What Makes Children Do Their Best?

The Seattle Times profiles Onnie Rogers, a postdoc at I-LABS.                                                                                                                                                                                                  
          I-LABS postdoctoral fellow Leoandra "Onnie" Rogers is the first in her family to attend college, has a doctorate in developmental psychology, and will soon be inducted into UCLA's Athletics Hall of Fame.
Rogers works with I-LABS co-director Andrew Meltzoff. She's interested in identity development among youth, and her research examines children's self-perceptions and understandings of stereotypes.

Jerry Large, of the Seattle Times, wrote a column Sept. 29 about Rogers, calling her "an exceptional person because she lives beyond the confines of expectations." His profile of her explores what has helped her succeed and about the experiences that shaped her professional goals.
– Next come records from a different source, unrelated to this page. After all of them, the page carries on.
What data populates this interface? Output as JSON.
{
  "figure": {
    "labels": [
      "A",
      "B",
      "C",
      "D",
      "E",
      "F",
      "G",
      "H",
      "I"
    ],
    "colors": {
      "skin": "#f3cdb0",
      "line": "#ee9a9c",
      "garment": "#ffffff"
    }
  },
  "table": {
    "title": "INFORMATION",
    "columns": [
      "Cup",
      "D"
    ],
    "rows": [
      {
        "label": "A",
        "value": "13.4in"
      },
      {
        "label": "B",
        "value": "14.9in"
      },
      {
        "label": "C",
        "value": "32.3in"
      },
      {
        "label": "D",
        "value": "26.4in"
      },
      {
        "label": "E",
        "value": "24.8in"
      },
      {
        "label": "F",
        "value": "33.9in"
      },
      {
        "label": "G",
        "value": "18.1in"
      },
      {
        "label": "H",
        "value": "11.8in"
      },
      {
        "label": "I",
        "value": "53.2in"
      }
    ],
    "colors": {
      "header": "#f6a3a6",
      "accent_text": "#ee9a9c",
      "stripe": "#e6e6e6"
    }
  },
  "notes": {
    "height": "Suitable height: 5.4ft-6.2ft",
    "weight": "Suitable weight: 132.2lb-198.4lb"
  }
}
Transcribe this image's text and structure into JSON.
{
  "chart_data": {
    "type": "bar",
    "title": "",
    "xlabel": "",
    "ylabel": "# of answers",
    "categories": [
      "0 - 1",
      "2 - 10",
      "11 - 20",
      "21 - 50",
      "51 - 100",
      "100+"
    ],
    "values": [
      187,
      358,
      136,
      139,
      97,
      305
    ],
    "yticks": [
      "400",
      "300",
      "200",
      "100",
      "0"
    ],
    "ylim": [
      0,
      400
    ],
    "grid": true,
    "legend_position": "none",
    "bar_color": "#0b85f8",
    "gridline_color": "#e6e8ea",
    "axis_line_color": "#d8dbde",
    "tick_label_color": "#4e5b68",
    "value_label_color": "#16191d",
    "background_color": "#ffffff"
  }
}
Rogers told Large that "she's far from the only person who defies stereotypes, and yet the stereotypes persist and damage the prospects of too many children."

She continued: "Yes, a lot of black and brown kids are dropping out of school and getting into trouble and doing poorly socially and academically, but a lot of black and brown kids are doing really well, overcoming incredible obstacles and succeeding."

Rogers is also mom to Phoenix, shown below at age two at I-LABS exhibit's at the 2013 Seattle Science Festival. Mother and daughter were working with a water and cornstarch concoction – "oobleck" – which the I-LABS outreach team uses to demonstrate brain plasticity.